Marshall was trying to refute counsel's argument that commerce included
only the actual buying and selling of goods and not also the movement of
those goods through "navigation." However, he was not saying that all
"intercourse" is "commerce," only that the term "commerce" is broad enough
to encompass the movement of goods through navigation and not just the
actual buying and selling of goods ("the actual employment of buying
and selling, or of barter," as Marshall puts it).
Here is another quote from the opinion, which shows that Marshall had a
narrow view of the commerce Power (by modern standards). Here, he claims
that the commerce does not extend to inspection laws because such laws
act on goods only "before" they enter the stream of commerce:
But, the inspection laws are said to be regulations of commerce, and are
certainly recognised in the constitution, as being passed in the exercise
of a power remaining with the States. That inspection laws may have a
remote and considerable influence on commerce, will not be denied; but
that a power to regulate commerce is the source from which the right to
pass them is derived, cannot be admitted. The object of inspection laws,
is to improve the quality of articles produced by the labour of a country;
to fit them for exportation; or, it may be, for domestic use. They act
upon the subject before it becomes an article of foreign commerce, or of
commerce among the States, and prepare it for that purpose. They form a
portion of that immense mass of legislation, which embraces every thing
within the territory of a State, not surrendered to the general
government: all which can be most advantageously exercised by the States
themselves.

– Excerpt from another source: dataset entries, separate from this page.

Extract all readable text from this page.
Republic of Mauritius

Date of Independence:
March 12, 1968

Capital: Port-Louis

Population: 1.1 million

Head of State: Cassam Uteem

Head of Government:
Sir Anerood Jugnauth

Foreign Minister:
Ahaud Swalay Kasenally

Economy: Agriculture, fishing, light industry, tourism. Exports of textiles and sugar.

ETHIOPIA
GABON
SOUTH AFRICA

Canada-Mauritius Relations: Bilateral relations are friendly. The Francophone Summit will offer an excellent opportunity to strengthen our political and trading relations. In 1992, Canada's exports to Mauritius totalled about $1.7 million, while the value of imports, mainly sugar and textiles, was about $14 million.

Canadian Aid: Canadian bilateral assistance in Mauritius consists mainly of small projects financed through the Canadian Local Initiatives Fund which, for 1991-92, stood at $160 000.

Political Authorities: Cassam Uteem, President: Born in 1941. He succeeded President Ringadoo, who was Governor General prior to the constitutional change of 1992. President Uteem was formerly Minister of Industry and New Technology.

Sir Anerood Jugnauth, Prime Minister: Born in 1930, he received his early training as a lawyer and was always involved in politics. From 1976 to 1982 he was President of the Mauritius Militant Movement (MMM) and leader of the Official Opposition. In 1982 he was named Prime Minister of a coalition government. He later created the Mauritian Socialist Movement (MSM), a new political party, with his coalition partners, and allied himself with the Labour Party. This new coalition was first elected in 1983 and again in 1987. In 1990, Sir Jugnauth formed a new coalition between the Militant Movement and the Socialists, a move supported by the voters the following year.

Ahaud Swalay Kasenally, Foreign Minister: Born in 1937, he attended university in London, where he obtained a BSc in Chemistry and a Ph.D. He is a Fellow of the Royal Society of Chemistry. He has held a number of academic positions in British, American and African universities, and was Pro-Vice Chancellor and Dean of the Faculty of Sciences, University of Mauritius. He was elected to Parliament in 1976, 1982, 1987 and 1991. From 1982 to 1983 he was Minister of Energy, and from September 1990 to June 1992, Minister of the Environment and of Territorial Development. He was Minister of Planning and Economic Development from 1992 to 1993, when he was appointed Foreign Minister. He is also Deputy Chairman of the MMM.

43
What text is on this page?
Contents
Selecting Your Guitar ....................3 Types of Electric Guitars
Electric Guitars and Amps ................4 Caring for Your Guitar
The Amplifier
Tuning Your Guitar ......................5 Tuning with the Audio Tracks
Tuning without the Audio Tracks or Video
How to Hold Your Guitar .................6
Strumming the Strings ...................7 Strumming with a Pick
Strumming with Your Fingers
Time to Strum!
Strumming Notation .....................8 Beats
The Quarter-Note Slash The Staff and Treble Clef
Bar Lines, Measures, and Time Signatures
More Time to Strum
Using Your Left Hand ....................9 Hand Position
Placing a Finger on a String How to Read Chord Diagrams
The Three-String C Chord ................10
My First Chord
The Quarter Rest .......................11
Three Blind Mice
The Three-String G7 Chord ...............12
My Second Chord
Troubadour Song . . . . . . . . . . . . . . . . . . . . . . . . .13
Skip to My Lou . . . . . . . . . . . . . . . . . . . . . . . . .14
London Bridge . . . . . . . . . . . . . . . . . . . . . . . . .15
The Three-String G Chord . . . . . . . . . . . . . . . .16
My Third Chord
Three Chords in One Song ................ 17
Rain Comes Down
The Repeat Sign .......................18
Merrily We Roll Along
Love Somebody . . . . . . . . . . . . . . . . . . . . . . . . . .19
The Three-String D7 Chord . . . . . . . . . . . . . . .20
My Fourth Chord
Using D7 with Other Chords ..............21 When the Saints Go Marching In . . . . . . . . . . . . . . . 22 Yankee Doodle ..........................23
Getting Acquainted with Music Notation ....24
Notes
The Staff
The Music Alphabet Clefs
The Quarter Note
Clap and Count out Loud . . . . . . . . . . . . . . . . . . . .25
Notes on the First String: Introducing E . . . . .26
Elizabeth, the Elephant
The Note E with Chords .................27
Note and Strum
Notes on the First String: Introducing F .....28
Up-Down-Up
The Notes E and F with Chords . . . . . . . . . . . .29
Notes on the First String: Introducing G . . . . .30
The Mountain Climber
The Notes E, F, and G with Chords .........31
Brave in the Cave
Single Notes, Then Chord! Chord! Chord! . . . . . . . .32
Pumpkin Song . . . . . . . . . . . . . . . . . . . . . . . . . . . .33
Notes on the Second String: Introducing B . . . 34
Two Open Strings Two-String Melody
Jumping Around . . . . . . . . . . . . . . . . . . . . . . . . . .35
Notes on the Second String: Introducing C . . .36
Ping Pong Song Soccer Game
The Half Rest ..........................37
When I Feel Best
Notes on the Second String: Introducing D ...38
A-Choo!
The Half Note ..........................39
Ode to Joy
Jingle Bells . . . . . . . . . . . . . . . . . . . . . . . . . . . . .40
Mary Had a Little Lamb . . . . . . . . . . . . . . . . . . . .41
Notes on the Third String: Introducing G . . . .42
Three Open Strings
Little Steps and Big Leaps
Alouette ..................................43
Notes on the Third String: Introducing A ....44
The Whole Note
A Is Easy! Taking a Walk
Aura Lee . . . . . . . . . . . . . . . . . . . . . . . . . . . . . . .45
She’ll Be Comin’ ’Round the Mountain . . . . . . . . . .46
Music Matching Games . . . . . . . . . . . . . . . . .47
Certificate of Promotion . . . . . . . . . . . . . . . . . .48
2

Inspection laws, quarantine laws, health laws of every
description, as well as laws for regulating the internal commerce of a
State, and those which respect turnpike roads, ferries, &c., are component
parts of this mass. Id. at 203.
Notice, that, among other things, Marshall rejects the "effects test" that
underpins much of the post-New Deal jurisprudence. He recognizes that
"inspection laws may have a remote and considerable influence on commerce"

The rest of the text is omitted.